If you’ve ever experienced joint pain, you know that it can affect even the simplest daily tasks, such as writing, walking, cooking and gardening. By taking proper care of your joints, you can help to prevent or reduce pain that can affect the quality of your life.
Pain management varies from person to person. What works for someone else may not work for you, which can be frustrating. The good news is that there are a lot of options for reducing your joint pain. Here are a few ways you may be able to treat your joint pain at home.
Exercise. Staying active is one of the best ways to keep your joints strong, flexible and healthy. Of course, when you’re in pain, exercising can be difficult. Try low-impact exercises, such as swimming, water aerobics, cycling or the elliptical. Not only will exercise help keep your joints strong, losing weight can significantly reduce the pounds of pressure put on joints in your hips and legs.
Fix your posture. Poor posture will only increase your pain. So sit up tall and try not to compensate for a sore knee—doing so will create pain in other joints like your knee, hips or back.
Stay warm. Many people complain of increased joint pain during the winter months. Keeping your body tissues warm increases blood flow to the joints, decreasing inflammation, relaxing tight muscles and helping to eliminate lactic acid and other waste that cause stiffness in the joints. Try taking a hot bath or using an electric heating pad on your sore joints.
Relax. Anxiety, stress, depression and poor sleep can increase pain. Take some time for yourself to relax. Get plenty of sleep and find healthy ways to manage stress and anxiety. If you struggle with anxiety or depression, talk to your doctor and ask for help finding ways to manage your emotions in a positive way.
Keeping your joints healthy
Even if you aren’t experiencing joint pain now, it is likely you will at some point in time if you aren’t taking steps to keep your joints healthy. Use these five tips to preserve your joint health.
1. Work smart. Not only is keeping good posture a great way to reduce existing pain, it’s also one of the top ways to prevent joint pain in the first place. Most people who have desk jobs struggle to maintain good posture. Keep your computer positioned at eye level, with your body spaced 20 to 26 inches away from the monitor. Keep your elbows at a right angle, your feet flat on the floor and your wrists relaxed when typing.

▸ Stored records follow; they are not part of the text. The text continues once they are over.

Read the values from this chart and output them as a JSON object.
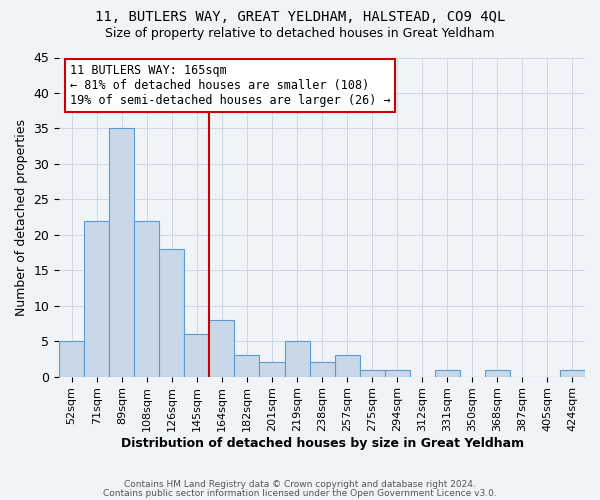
{
  "title1": "11, BUTLERS WAY, GREAT YELDHAM, HALSTEAD, CO9 4QL",
  "title2": "Size of property relative to detached houses in Great Yeldham",
  "xlabel": "Distribution of detached houses by size in Great Yeldham",
  "ylabel": "Number of detached properties",
  "bin_labels": [
    "52sqm",
    "71sqm",
    "89sqm",
    "108sqm",
    "126sqm",
    "145sqm",
    "164sqm",
    "182sqm",
    "201sqm",
    "219sqm",
    "238sqm",
    "257sqm",
    "275sqm",
    "294sqm",
    "312sqm",
    "331sqm",
    "350sqm",
    "368sqm",
    "387sqm",
    "405sqm",
    "424sqm"
  ],
  "bar_heights": [
    5,
    22,
    35,
    22,
    18,
    6,
    8,
    3,
    2,
    5,
    2,
    3,
    1,
    1,
    0,
    1,
    0,
    1,
    0,
    0,
    1
  ],
  "bar_color": "#c8d8e8",
  "bar_edge_color": "#5b9bd5",
  "vline_color": "#cc0000",
  "annotation_text": "11 BUTLERS WAY: 165sqm\n← 81% of detached houses are smaller (108)\n19% of semi-detached houses are larger (26) →",
  "annotation_box_color": "white",
  "annotation_box_edge_color": "#cc0000",
  "ylim": [
    0,
    45
  ],
  "yticks": [
    0,
    5,
    10,
    15,
    20,
    25,
    30,
    35,
    40,
    45
  ],
  "grid_color": "#d0d8e8",
  "footer_text1": "Contains HM Land Registry data © Crown copyright and database right 2024.",
  "footer_text2": "Contains public sector information licensed under the Open Government Licence v3.0.",
  "bg_color": "#f0f4f8"
}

2. Alternate between sitting and standing. Sitting all day isn’t good for your joints, but neither is standing on your feet all day. If you sit at a desk most of the day, give yourself a break to stand up about every 30 minutes. If you’re on your feet most of the day, take periodic breaks to sit down and take a load off your joints.
3. Lose weight. When walking on level ground, the force on your knees is equal to one-and-a-half times your body weight. If you weigh 150 pounds, each step puts 225 pounds of pressure on your knees. That’s on flat ground! When walking on an incline, the force is even greater, and running adds additional force on your joints as well. Not only can that force be painful, but it can also increase your risk of developing osteoarthritis. Thankfully, losing even a few pounds can make a big difference for your joints. Researchers suggest that people who are overweight can reduce their risk of osteoarthritis by 50 percent with every 11 pounds lost.

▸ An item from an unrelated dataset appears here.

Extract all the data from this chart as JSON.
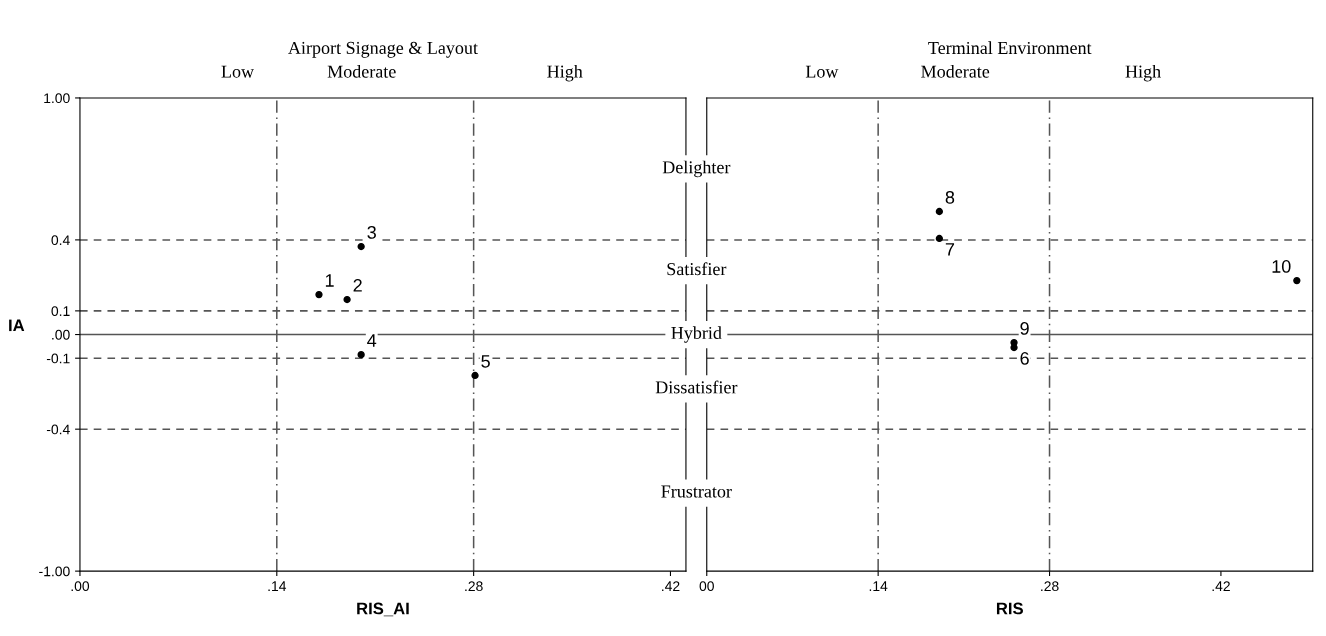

4. Increase your calcium intake. Calcium is the mineral that keeps your bones strong, and it can help reduce your risk of developing osteoarthritis. Adjust your diet to be sure you’re getting enough calcium. Some foods that contain calcium include yogurt, broccoli, kale, figs, salmon and milk.
5. Take your vitamins. Most people don’t get enough vitamins from their daily diet. Supplementing with a multivitamin is a simple way to be sure you’re getting the vitamins and minerals you need. In addition to calcium, be sure you’re getting enough vitamin K, vitamin C, vitamin E and folic acid.
If you have been suffering from joint pain for more than a few days, it never hurts to check in with your physician. Knowing the source of your joint pain can help you find the best ways to reduce your pain. Your doctor can help identify the cause of your pain and make recommendations for pain management based on your individual needs.